Without exception, the frames from bygone fashion eras exhibited in this book are surprisingly wearable for today's fashionistas and it is fascinating to observe the influence that historic design has had over contemporary style. Some of the most interesting photographs in the book highlight the close correlation between ancient functional spectacles and cutting-edge design of the twentieth century.
Ancient Inuits wore solid glasses commonly made from whalebone into which a fine horizontal slit was inserted; this gave them vision whilst shielding the harsh glare of sun on snow. These fascinating shapes were the inspiration for the "slit-shades" first introduced during the 1960s era of space-age design.
The hierarchy of sixteenth century Asia often wore circular, smoky lenses without side-arms; instead they were held in position with cords that looped over the ear and often hung down weighted with ceramic discs.
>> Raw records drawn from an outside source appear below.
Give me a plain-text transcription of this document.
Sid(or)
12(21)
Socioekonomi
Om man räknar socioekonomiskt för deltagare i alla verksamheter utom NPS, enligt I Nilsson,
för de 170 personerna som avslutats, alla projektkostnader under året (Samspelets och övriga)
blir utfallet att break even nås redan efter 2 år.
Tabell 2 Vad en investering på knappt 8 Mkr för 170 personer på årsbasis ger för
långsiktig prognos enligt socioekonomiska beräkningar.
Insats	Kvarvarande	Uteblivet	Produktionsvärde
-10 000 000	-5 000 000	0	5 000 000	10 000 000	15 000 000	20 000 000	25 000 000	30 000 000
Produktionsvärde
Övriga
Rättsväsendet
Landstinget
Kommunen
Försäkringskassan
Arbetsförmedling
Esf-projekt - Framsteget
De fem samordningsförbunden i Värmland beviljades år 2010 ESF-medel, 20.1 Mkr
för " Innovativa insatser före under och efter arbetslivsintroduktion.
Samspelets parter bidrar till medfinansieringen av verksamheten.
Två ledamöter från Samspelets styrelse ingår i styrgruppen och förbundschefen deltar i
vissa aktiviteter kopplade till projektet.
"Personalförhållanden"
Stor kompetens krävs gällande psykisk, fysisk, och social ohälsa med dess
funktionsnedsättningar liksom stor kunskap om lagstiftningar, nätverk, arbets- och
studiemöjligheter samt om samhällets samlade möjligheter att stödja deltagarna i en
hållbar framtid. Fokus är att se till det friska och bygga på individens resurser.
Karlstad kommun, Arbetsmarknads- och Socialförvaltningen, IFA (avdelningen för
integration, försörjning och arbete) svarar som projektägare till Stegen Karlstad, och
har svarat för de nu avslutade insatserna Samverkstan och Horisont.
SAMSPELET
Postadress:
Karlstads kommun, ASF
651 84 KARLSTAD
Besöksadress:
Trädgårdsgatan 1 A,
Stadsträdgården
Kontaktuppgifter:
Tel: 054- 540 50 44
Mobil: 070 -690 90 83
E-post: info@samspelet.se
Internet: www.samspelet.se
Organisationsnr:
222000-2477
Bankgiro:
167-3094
These "Threaded" spectacles triggered a range of 1960s sunglasses, the discs hung down like big earrings, matching the psychedelic and glittering frames.
Early Medieval budget wooden spectacle frames, sold on street corners by peddlers were to re-emerge during the 1950s and again during the seventies as high-end fashion, their textural finishes a result of exciting developments in the plastics industry.
All were iconic examples of design styles that will be remembered, although none of the frames were commercially successful.
Each decade has its own characteristic styles, evocative not only of an era, but also the famous faces framed in the spectacles that often became their trademark. More than any other fashion accessory, the shape of a particular spectacle frame, has long been synonymous with celebrity; Buddy Holly, Elton John, John Lennon, Ghandi, Harry Potter, Jacky Onassis and many others have all worn distinguishable shapes that became an integral part of their persona.
Harold Lloyd, comedian of silent black-and-white movies of the twenties, was the first to use spectacles to help create his on-screen character. Sunglasses too, became a celebrity trademark in this decade when stars of the silver screen relied upon dark "shades" to hide their red pupils, irritated by the harsh filming lights. A long lasting trend began when the look was imitated by their fans.
This book really does celebrate the design of twentieth century glasses in its photographs, tracing the influences of fashion, music, celebrity and manufacturing in its words.